なにをすれば、「シンプルに、社会的存在としての自分を捉え直し、自分を支える社会的諸条件が構造の中でどう位置づくのかを考えること」ができる?

  果たして、それができるようになることを、学生たち若者は求めるだろうか。自分と社会を切り離し、無関係であり続けることで、「間違いのない人生」は確かに送ることができ、社会的に「認められた」地位にもつけている。落ちこぼれたわけでも、社会のレールからはずれたわけでもない。どこにそんなメリットがあるだろうか。

 社会を構成する〔個人〕を、個人として認識し、わがごとに引き寄せ、共感し、その体験を追随することで得る知恵を得て、それで「自分が何者であるか」を知ることを、幸せなことだと感じることがなぜできるだろうか。

 「何者でもない」孤独に耐えられるだろうか。

 その虚空に浮かぶことができるだろうか。

 その渇望を、彼らは望むだろうか。

 彼らは怖がりはしないだろうか。

 

答えのない問いに

 なにやら救いようのない答えに向かってしまったように思えるが、やはりわたしたちは答えのない問いを問い続けることが好きなのだ
 正解や答えを「出す」ことが魅力的なのではなく、答えを出そうとするところ、そこに居る自分がおもしろいのだと感じる。

 「自分が何者であるか」。
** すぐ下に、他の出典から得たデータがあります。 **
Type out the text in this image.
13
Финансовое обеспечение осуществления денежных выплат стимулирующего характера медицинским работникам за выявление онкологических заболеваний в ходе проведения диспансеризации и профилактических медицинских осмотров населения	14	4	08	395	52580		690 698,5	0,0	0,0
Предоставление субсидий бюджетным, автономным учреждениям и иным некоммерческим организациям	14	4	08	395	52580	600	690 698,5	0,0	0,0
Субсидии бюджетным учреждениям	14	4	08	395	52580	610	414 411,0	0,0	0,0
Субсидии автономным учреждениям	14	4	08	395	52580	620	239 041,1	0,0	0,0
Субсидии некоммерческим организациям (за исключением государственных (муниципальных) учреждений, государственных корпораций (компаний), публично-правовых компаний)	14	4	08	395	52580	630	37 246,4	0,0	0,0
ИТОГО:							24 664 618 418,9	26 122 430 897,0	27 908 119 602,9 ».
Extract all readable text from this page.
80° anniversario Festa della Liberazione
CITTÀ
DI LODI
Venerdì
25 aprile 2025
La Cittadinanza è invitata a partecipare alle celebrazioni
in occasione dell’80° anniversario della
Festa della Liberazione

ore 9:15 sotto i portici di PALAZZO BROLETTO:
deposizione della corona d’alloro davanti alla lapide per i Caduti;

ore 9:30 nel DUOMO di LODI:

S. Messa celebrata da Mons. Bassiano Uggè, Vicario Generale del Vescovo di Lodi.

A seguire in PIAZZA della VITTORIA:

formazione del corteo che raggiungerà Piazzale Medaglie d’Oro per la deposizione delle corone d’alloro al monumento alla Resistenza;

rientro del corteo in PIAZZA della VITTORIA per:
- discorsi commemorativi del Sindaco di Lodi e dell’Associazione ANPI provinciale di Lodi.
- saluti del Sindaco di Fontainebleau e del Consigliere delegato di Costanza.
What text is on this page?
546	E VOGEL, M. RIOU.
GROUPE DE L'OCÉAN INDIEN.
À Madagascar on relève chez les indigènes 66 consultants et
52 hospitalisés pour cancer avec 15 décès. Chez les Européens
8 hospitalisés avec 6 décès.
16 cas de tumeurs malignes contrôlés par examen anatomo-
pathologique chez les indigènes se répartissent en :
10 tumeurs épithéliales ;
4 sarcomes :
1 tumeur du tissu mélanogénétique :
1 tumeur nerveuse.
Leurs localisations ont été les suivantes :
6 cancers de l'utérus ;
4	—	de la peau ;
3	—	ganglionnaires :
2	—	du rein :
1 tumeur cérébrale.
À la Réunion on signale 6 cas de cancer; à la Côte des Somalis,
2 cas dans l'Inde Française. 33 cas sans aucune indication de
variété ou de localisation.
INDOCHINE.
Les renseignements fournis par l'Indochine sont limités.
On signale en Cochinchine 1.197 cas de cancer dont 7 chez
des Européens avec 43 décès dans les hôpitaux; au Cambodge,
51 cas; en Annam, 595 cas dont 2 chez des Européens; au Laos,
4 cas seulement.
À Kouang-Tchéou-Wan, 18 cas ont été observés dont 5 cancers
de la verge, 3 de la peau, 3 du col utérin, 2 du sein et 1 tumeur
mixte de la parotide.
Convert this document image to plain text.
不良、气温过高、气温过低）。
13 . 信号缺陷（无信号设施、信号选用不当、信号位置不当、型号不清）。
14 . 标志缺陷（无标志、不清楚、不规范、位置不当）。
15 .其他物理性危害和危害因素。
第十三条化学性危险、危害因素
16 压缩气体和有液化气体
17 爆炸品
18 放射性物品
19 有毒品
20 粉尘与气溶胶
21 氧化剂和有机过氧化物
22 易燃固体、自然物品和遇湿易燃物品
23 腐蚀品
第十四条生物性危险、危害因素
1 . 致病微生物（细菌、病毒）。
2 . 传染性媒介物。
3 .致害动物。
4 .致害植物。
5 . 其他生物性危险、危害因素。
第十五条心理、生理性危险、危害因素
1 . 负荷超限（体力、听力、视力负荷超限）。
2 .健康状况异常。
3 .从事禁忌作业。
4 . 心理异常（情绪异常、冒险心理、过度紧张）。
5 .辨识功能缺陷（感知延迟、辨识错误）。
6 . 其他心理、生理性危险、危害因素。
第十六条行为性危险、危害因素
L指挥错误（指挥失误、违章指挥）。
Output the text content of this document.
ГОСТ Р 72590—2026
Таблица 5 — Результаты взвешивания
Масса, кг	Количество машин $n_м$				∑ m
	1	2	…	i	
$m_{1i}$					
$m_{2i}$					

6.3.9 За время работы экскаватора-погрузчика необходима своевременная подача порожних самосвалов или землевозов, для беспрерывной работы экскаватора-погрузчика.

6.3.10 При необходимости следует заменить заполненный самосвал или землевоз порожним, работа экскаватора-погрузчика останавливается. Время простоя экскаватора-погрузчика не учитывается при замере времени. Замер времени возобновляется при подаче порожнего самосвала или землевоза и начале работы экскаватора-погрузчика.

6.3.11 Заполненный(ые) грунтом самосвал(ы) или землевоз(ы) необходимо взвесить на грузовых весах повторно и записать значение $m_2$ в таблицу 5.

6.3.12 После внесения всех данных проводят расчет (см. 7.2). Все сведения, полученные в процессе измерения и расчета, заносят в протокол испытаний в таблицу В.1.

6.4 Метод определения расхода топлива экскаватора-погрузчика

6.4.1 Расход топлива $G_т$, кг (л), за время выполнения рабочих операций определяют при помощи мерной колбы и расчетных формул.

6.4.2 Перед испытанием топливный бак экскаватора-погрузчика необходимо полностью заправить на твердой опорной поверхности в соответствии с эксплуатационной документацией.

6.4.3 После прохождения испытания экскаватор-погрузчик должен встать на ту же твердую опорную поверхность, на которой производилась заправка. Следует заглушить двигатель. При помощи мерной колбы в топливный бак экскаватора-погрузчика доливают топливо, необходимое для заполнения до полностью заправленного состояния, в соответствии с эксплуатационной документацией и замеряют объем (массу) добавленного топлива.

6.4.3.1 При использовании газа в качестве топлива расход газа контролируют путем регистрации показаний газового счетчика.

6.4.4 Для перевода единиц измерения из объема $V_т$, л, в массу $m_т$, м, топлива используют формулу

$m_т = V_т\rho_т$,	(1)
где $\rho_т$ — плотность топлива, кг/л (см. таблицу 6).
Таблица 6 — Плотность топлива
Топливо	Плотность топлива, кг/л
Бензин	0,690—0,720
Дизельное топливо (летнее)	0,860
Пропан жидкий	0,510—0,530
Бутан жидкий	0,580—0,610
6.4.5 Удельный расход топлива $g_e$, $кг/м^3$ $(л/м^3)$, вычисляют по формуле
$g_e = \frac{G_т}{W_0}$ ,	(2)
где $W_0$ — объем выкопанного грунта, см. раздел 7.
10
そんな答えはいつまでたってもみつからず、ただこうして答えのない疑問を問い続けるたびに、自分の在り方・在り様が浮き彫りになってくる。それはいつでも再確認である心地がする。今ある自分をつくりあげてきたものが、愛おしく、どれが間違いでも正解でもなく、ただあるがままの今に在るといった感覚を覚える一瞬がいつも好きだなと思う。

 なぜ、そうなったのだろう。

 それはわたしたちのホームスクール暮らしが、常識的な社会とはかけ離れていたからなんだろう。確かに、わたしたちは駆け離れてきた。でも、やはり社会の一部であるとも常に自覚してきた。社会を創る「人」のひとりであることも。わたしたちは忘れられた何者かではなく、わたしたちの存在はやはり社会なのだということも。どれも「わたしたち」だ。それでいいと思った。


最後に

 ラストタイトル「答えのない問いに」の内容は、わたしの想いをまとめた。それより前のタイトルの内容は、20歳長女の見解を、私が文章にしてみたもので、長女からは「合格点」をいただいたことを報告しておく。